I like the way Kevin has laid everything out here ready to make is claymation puppet. Really well organised. The first step in the process is making the internal armature.  Kevin uses aluminium wire though he does not specify the gauge. ( Marc Spess sells this type fo wire on his Claymation Website )Normally you use annealed aluminum armature wire 16 or 18 gauge. But I am not sure what he has used here. Either way you begin by winding the wire on itself to form a double layer. Typically you sketch out the character size on a piece of A4 paper and match the stickman to that figure. Kevin shows us his sketch of the below with the stop motion armature completed.  Kevin hot glued the wire together from three double wrapped lengths. One for the legs, one for the body and one for the arms. He also wrapped and glued in a pair of nuts to use for tieing down the feet. There is an alternative this using tie downs and then is to use “big feet”. Something which I will write about in another blog entry or online article.

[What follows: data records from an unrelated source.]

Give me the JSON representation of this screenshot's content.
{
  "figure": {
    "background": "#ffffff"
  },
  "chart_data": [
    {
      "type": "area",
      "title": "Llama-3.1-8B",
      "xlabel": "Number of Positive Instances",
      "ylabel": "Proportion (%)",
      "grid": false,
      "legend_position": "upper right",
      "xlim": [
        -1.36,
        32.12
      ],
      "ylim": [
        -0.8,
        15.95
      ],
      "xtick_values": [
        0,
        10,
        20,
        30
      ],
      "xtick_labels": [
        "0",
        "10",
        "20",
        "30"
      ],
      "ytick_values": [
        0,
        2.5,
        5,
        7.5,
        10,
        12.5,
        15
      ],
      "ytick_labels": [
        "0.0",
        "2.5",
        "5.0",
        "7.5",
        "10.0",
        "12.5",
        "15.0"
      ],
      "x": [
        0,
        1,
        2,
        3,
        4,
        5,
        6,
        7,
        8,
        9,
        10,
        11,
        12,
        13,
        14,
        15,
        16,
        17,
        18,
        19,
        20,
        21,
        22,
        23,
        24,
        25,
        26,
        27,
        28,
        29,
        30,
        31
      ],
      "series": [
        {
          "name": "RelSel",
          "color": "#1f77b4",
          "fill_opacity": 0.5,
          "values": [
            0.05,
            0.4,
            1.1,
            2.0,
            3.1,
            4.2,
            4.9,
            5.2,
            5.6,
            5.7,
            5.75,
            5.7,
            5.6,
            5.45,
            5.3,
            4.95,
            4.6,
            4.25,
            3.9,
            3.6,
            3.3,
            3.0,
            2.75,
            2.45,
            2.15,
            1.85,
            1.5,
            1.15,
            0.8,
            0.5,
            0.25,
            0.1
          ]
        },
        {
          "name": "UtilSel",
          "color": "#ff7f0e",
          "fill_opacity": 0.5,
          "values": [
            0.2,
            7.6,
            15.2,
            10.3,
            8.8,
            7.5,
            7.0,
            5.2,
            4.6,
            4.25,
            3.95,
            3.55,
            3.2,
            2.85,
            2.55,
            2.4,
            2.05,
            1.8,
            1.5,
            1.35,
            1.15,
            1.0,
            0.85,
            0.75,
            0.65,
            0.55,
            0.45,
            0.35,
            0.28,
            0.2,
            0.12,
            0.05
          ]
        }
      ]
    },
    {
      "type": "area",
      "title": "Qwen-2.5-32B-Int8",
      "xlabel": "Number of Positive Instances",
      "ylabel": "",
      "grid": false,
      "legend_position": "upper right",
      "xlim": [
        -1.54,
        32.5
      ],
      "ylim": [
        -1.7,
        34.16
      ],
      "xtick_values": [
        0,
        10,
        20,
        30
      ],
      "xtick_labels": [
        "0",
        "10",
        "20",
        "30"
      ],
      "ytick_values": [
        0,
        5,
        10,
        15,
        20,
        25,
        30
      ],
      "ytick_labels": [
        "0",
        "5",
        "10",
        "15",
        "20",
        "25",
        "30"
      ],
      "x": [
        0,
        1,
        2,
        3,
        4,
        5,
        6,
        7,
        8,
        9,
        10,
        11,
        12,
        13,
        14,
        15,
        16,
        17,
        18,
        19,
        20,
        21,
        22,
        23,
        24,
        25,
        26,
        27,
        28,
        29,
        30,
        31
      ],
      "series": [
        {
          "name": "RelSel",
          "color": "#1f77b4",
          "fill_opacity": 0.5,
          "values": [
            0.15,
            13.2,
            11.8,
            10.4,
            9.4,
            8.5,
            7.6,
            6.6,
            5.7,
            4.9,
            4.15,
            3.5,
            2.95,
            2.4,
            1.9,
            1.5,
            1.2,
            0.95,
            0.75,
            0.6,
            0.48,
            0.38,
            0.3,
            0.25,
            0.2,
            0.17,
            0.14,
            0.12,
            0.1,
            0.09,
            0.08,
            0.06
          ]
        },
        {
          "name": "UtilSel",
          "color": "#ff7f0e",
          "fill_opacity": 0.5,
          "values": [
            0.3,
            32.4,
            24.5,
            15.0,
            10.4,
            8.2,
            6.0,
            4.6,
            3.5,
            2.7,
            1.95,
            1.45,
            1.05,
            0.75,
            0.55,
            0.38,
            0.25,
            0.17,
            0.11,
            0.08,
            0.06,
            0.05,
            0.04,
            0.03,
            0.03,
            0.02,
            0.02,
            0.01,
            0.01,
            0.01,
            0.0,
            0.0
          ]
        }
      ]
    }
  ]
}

Kevin's Sketch is close to his Puppet!

Kevin

Now Kevin uses his plumbers epoxy to cover the areas that will not bend. In other words leave the elbow ,knee ,kneck, wrist joints etc uncovered to allow for movement. A note here from Kevin about epoxy … “Plumber’s epoxy comes as a two-coloured stick. You break off a piece, knead it, and work like mad to mould it into whatever shape you need. You have to work quickly because it hardens in about 5 minutes. It also stinks, and “contains a chemical that is known to the State of California to cause cancer”. I used gloves and sat by the window :)” He may have a point here about plumbers epoxy. Certain brands of it are not available in some countries or states of the US. But I use it carefully in a well ventilated room. After all petrol or Gas as Americans call it also has toxic cancer causing fumes but we all use! So just take care with it. Also some brands claim that they are non toxic some shop around.

Plumbers Epoxy

Plumbers Epoxy

So taking a piece of plumber’s epoxy you mold it in to a piece big enough to cover the body sections as shown by the below image of Kevins stop motion puppet. At this  point you are supposed to double boil or heat the hardening clay to apply over the armature. You can experiment with this yourself but I find often it is sufficient to warm the clay up by giving it a good kneading!

Epoxy covered puppet
Epoxy covered puppet
Finished Claymation Character

Finished Claymation Character

The layers of clay are built up gradually and a final soft non hardening (remember) layer to finish. Kevin reckons his character is a bit mis-proportioned but I do not agree. I think his character turned out very well indeed.  He then did a quick stop motion movie test with the character which I think also turned out very well indeed. Good job Kevin.